Barena is feeling thrifty. The Venetian workwear and tailoring brand has launched a collection of patchwork jackets, double-breasted blazers and finely checked trousers, all made from finepezza (deadstock) fabrics. The line’s name, Archivio 1993, references the year Barena was founded but the materials used – pulled from the brand’s extensive archives – date from the 1960s to the early 2000s.

“I launched the collection because I want to talk about who we are, and who we have been in these 26 years, through a product,” says Massimo Pigozzo, Barena’s creative director of menswear. “I tried to give [the range] a contemporary cut: classic fabrics of sartorial heritage with modern shapes.” At a time when the fashion industry is grappling with how to minimise waste, it’s a fine example of turning discarded swatches into fresh, covetable clothes. Browse the collection at 18 Montrose in London, The Next Door in Paris, Vancouver’s Roden Gray and Beaker Seoul.

MODERN ETIQUETTE / EDITION 31

Can I tell my hipster friends I loathe natural wine and artisanal gin?

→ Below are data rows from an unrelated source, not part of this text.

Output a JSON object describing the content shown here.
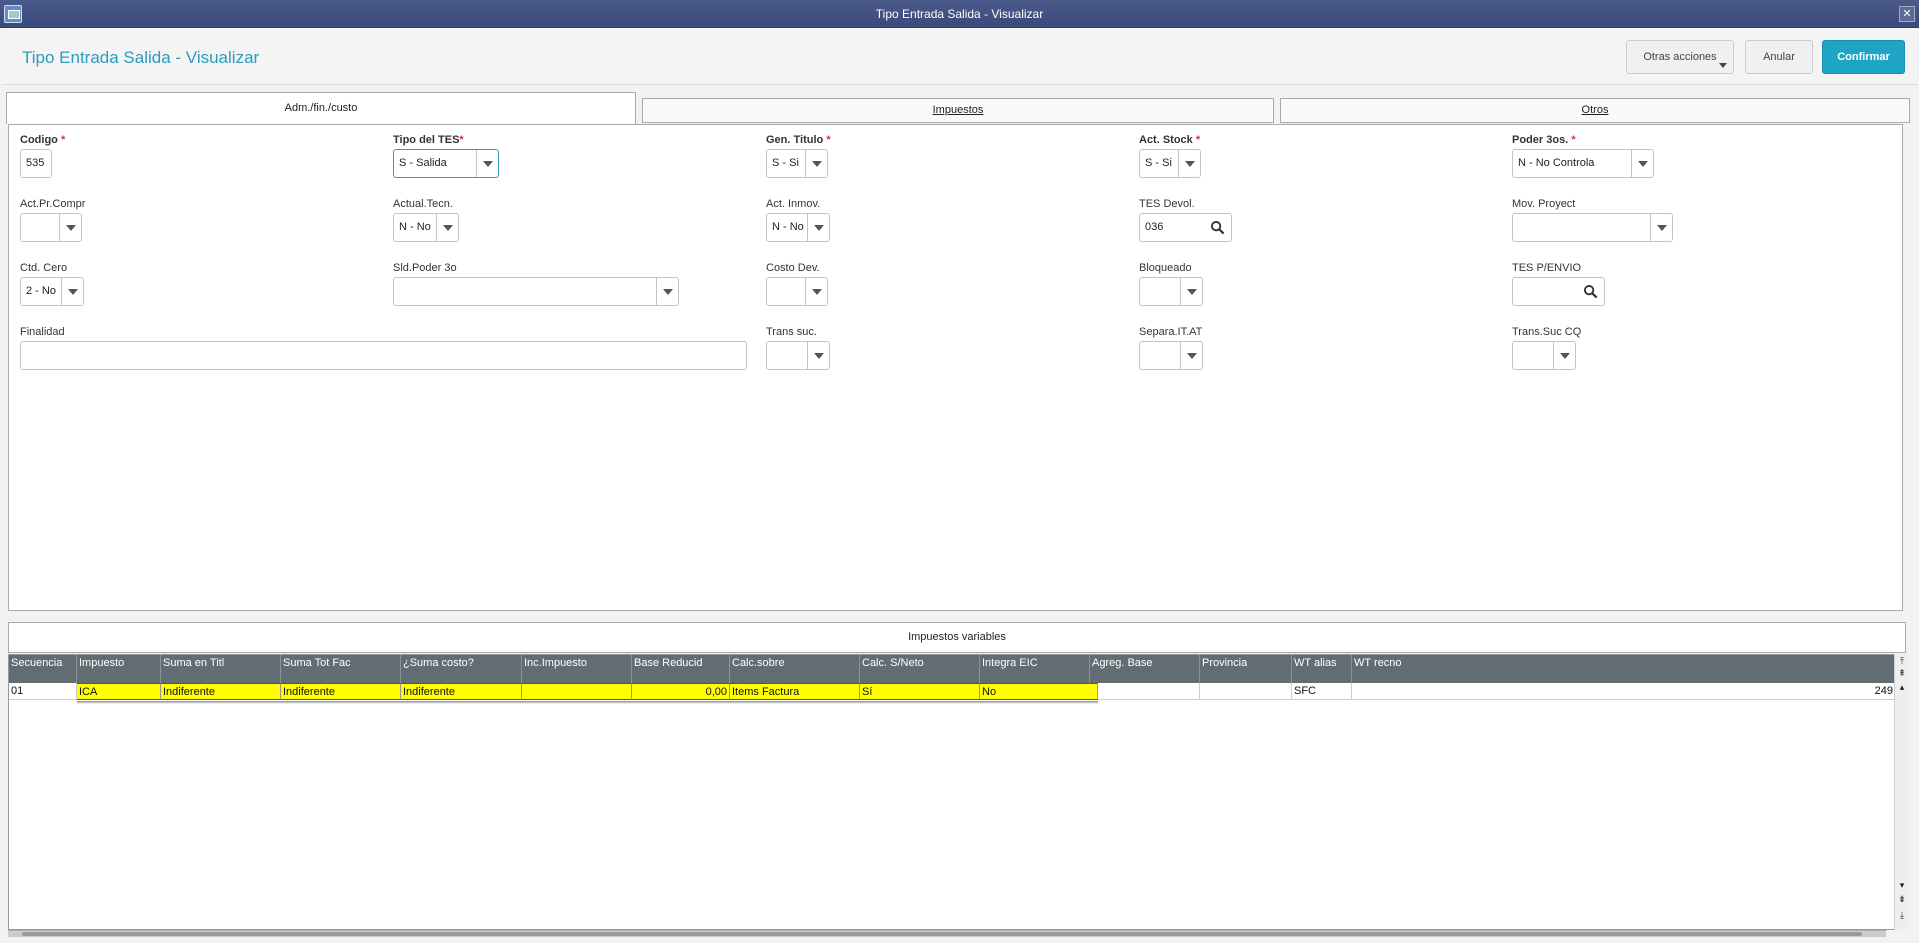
{
  "window": {
    "title": "Tipo Entrada Salida - Visualizar",
    "close_glyph": "✕"
  },
  "header": {
    "title": "Tipo Entrada Salida - Visualizar",
    "buttons": {
      "otras": "Otras acciones",
      "anular": "Anular",
      "confirmar": "Confirmar"
    }
  },
  "tabs": [
    {
      "label": "Adm./fin./custo",
      "active": true
    },
    {
      "label": "Impuestos",
      "active": false
    },
    {
      "label": "Otros",
      "active": false
    }
  ],
  "form": {
    "codigo": {
      "label": "Codigo",
      "value": "535"
    },
    "tipo_tes": {
      "label": "Tipo del TES",
      "value": "S - Salida"
    },
    "gen_titulo": {
      "label": "Gen. Titulo",
      "value": "S - Si"
    },
    "act_stock": {
      "label": "Act. Stock",
      "value": "S - Si"
    },
    "poder_3os": {
      "label": "Poder 3os.",
      "value": "N - No Controla"
    },
    "act_pr_compr": {
      "label": "Act.Pr.Compr",
      "value": ""
    },
    "actual_tecn": {
      "label": "Actual.Tecn.",
      "value": "N - No"
    },
    "act_inmov": {
      "label": "Act. Inmov.",
      "value": "N - No"
    },
    "tes_devol": {
      "label": "TES Devol.",
      "value": "036"
    },
    "mov_proyect": {
      "label": "Mov. Proyect",
      "value": ""
    },
    "ctd_cero": {
      "label": "Ctd. Cero",
      "value": "2 - No"
    },
    "sld_poder_3o": {
      "label": "Sld.Poder 3o",
      "value": ""
    },
    "costo_dev": {
      "label": "Costo Dev.",
      "value": ""
    },
    "bloqueado": {
      "label": "Bloqueado",
      "value": ""
    },
    "tes_penvio": {
      "label": "TES P/ENVIO",
      "value": ""
    },
    "finalidad": {
      "label": "Finalidad",
      "value": ""
    },
    "trans_suc": {
      "label": "Trans suc.",
      "value": ""
    },
    "separa_it_at": {
      "label": "Separa.IT.AT",
      "value": ""
    },
    "trans_suc_cq": {
      "label": "Trans.Suc CQ",
      "value": ""
    }
  },
  "impuestos": {
    "title": "Impuestos variables",
    "columns": [
      "Secuencia",
      "Impuesto",
      "Suma en Titl",
      "Suma Tot Fac",
      "¿Suma costo?",
      "Inc.Impuesto",
      "Base Reducid",
      "Calc.sobre",
      "Calc. S/Neto",
      "Integra EIC",
      "Agreg. Base",
      "Provincia",
      "WT alias",
      "WT recno"
    ],
    "row": [
      "01",
      "ICA",
      "Indiferente",
      "Indiferente",
      "Indiferente",
      "",
      "0,00",
      "Items Factura",
      "Sí",
      "No",
      "",
      "",
      "SFC",
      "249"
    ]
  },
  "colors": {
    "accent": "#1ea5c6",
    "title": "#2a9cbc",
    "highlight": "#ffff00",
    "grid_header": "#616d72",
    "required": "#e03030"
  }
}
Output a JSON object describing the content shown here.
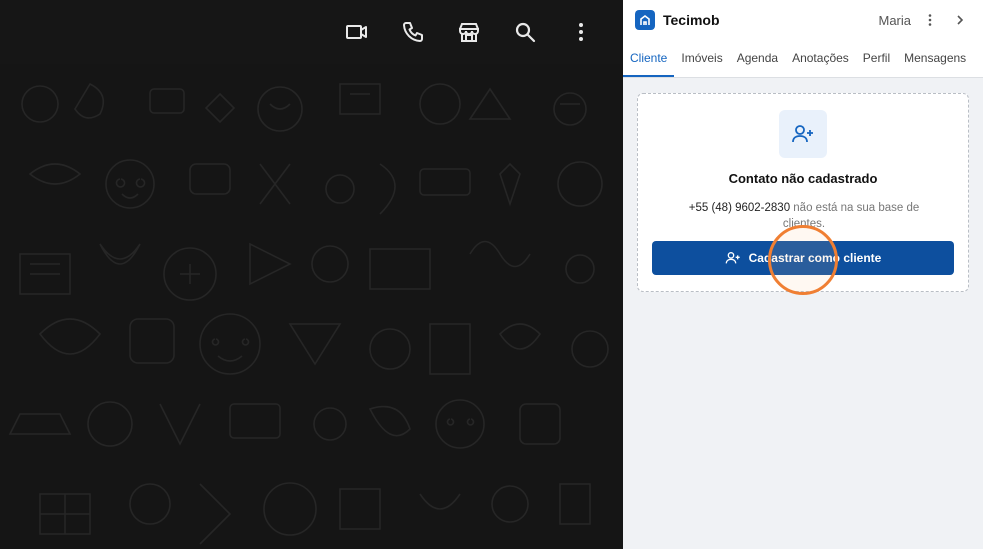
{
  "chat_header": {
    "icons": [
      "video-call-icon",
      "voice-call-icon",
      "catalog-icon",
      "search-icon",
      "more-options-icon"
    ]
  },
  "panel": {
    "brand": "Tecimob",
    "user": "Maria",
    "tabs": [
      {
        "label": "Cliente",
        "active": true
      },
      {
        "label": "Imóveis",
        "active": false
      },
      {
        "label": "Agenda",
        "active": false
      },
      {
        "label": "Anotações",
        "active": false
      },
      {
        "label": "Perfil",
        "active": false
      },
      {
        "label": "Mensagens",
        "active": false
      }
    ],
    "card": {
      "title": "Contato não cadastrado",
      "phone": "+55 (48) 9602-2830",
      "description": " não está na sua base de clientes.",
      "button_label": "Cadastrar como cliente"
    }
  },
  "colors": {
    "accent": "#1565c0",
    "button": "#0d4f9e",
    "click_highlight": "#f07f33"
  }
}
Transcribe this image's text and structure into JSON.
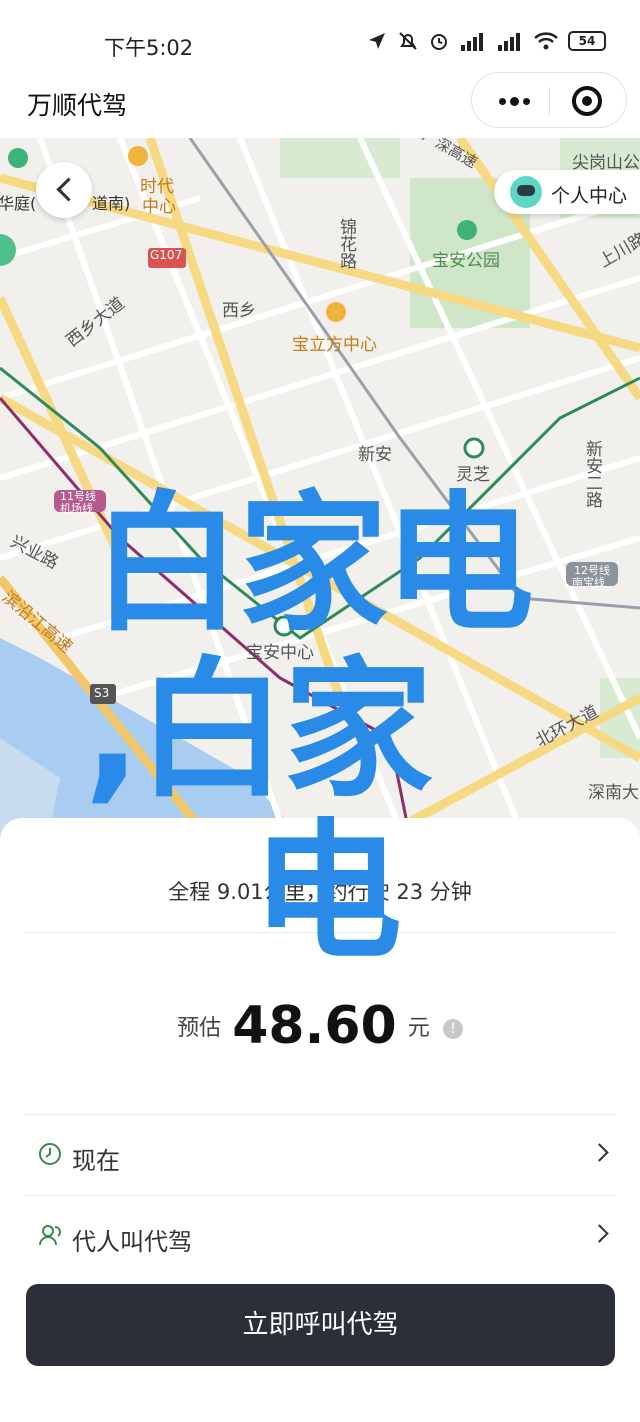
{
  "status_bar": {
    "time": "下午5:02",
    "battery": "54"
  },
  "header": {
    "title": "万顺代驾"
  },
  "map": {
    "back_partial_left": "华庭(",
    "back_partial_right": "道南)",
    "personal_center": "个人中心",
    "labels": {
      "shidai_1": "时代",
      "shidai_2": "中心",
      "g107": "G107",
      "xixiang_road": "西乡大道",
      "xixiang": "西乡",
      "jinhua": "锦花路",
      "baoan_park": "宝安公园",
      "baoli_center": "宝立方中心",
      "jiangang": "尖岗山公",
      "shangchuan": "上川路",
      "xinan": "新安",
      "lingzhi": "灵芝",
      "xinan_road": "新安二路",
      "xingye": "兴业路",
      "line11_1": "11号线",
      "line11_2": "机场线",
      "line12_1": "12号线",
      "line12_2": "南宝线",
      "coastal": "滨沿江高速",
      "baoan_center": "宝安中心",
      "s3": "S3",
      "beihuan": "北环大道",
      "shennan": "深南大",
      "guangshen": "广深高速"
    }
  },
  "overlay": {
    "line1": "白家电",
    "line2": ",白家",
    "line3": "电"
  },
  "trip": {
    "summary": "全程 9.01公里，约行驶 23 分钟",
    "price_prefix": "预估",
    "price_value": "48.60",
    "price_unit": "元",
    "info_glyph": "!"
  },
  "options": [
    {
      "label": "现在"
    },
    {
      "label": "代人叫代驾"
    }
  ],
  "cta": {
    "label": "立即呼叫代驾"
  }
}
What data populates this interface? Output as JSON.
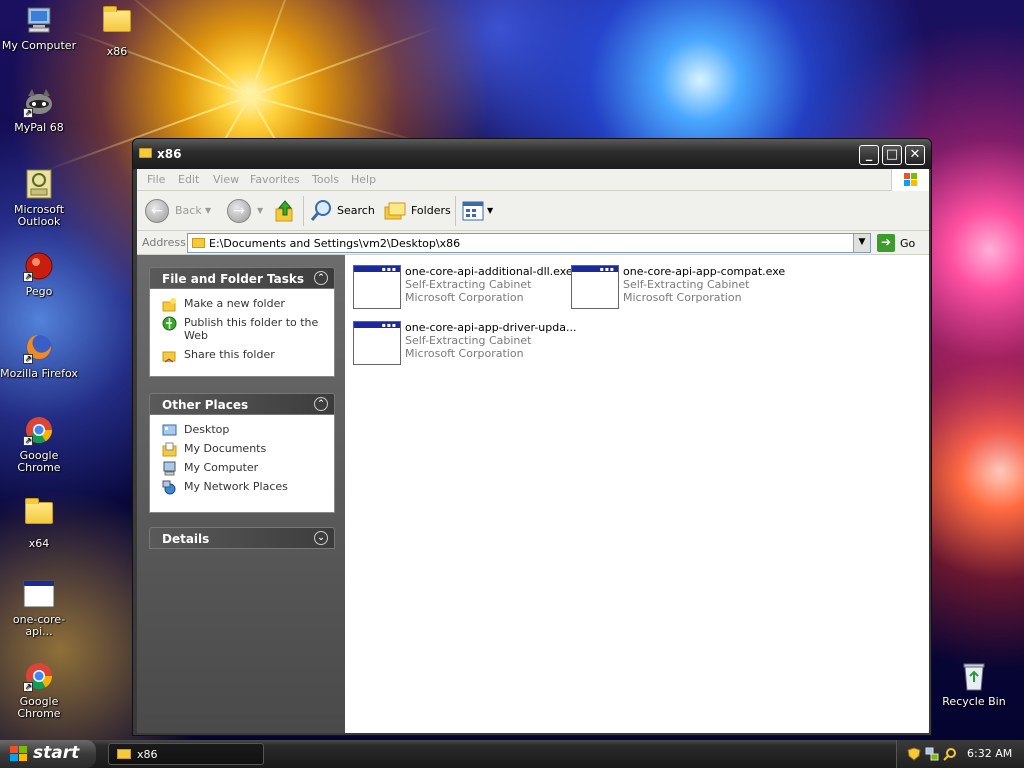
{
  "desktop": {
    "icons": [
      {
        "label": "My Computer"
      },
      {
        "label": "x86"
      },
      {
        "label": "MyPal 68"
      },
      {
        "label": "Microsoft Outlook"
      },
      {
        "label": "Pego"
      },
      {
        "label": "Mozilla Firefox"
      },
      {
        "label": "Google Chrome"
      },
      {
        "label": "x64"
      },
      {
        "label": "one-core-api..."
      },
      {
        "label": "Google Chrome"
      },
      {
        "label": "Recycle Bin"
      }
    ]
  },
  "window": {
    "title": "x86",
    "controls": {
      "minimize": "_",
      "maximize": "□",
      "close": "✕"
    },
    "menu": [
      "File",
      "Edit",
      "View",
      "Favorites",
      "Tools",
      "Help"
    ],
    "toolbar": {
      "back": "Back",
      "search": "Search",
      "folders": "Folders"
    },
    "address": {
      "label": "Address",
      "value": "E:\\Documents and Settings\\vm2\\Desktop\\x86",
      "go": "Go"
    },
    "taskpane": {
      "file_tasks": {
        "title": "File and Folder Tasks",
        "items": [
          "Make a new folder",
          "Publish this folder to the Web",
          "Share this folder"
        ]
      },
      "other_places": {
        "title": "Other Places",
        "items": [
          "Desktop",
          "My Documents",
          "My Computer",
          "My Network Places"
        ]
      },
      "details": {
        "title": "Details"
      }
    },
    "files": [
      {
        "name": "one-core-api-additional-dll.exe",
        "type": "Self-Extracting Cabinet",
        "company": "Microsoft Corporation"
      },
      {
        "name": "one-core-api-app-compat.exe",
        "type": "Self-Extracting Cabinet",
        "company": "Microsoft Corporation"
      },
      {
        "name": "one-core-api-app-driver-upda...",
        "type": "Self-Extracting Cabinet",
        "company": "Microsoft Corporation"
      }
    ]
  },
  "taskbar": {
    "start": "start",
    "tasks": [
      {
        "label": "x86"
      }
    ],
    "clock": "6:32 AM"
  },
  "colors": {
    "titlebar": "#1c1c1c",
    "selection_blue": "#1a2a9a",
    "folder_yellow": "#f4c93a",
    "go_green": "#3c9c2c"
  }
}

You’re not alone, dear reader. Mr Etiquette has politely sat through his share of sour saison and carafes of farty, fizzy natural wine. It’s high time we spoke up when the product – as often happens – falls short of the story we’re told (or sold?) about it. But it can be hard. The buzzwords all sound so alluring: wouldn’t it be nice to only consume things labelled small-batch, low-intervention, locally made or unicorn-picked (or whatever)? We’re all in agreement that fewer fertilisers, better farming practices and fresh ingredients are great – but that doesn’t mean that food and drink produced this way always tastes nice. We shouldn’t swallow it any more. Make mine a Gordons and tonic – and something for Mr Tiddly while you’re at it.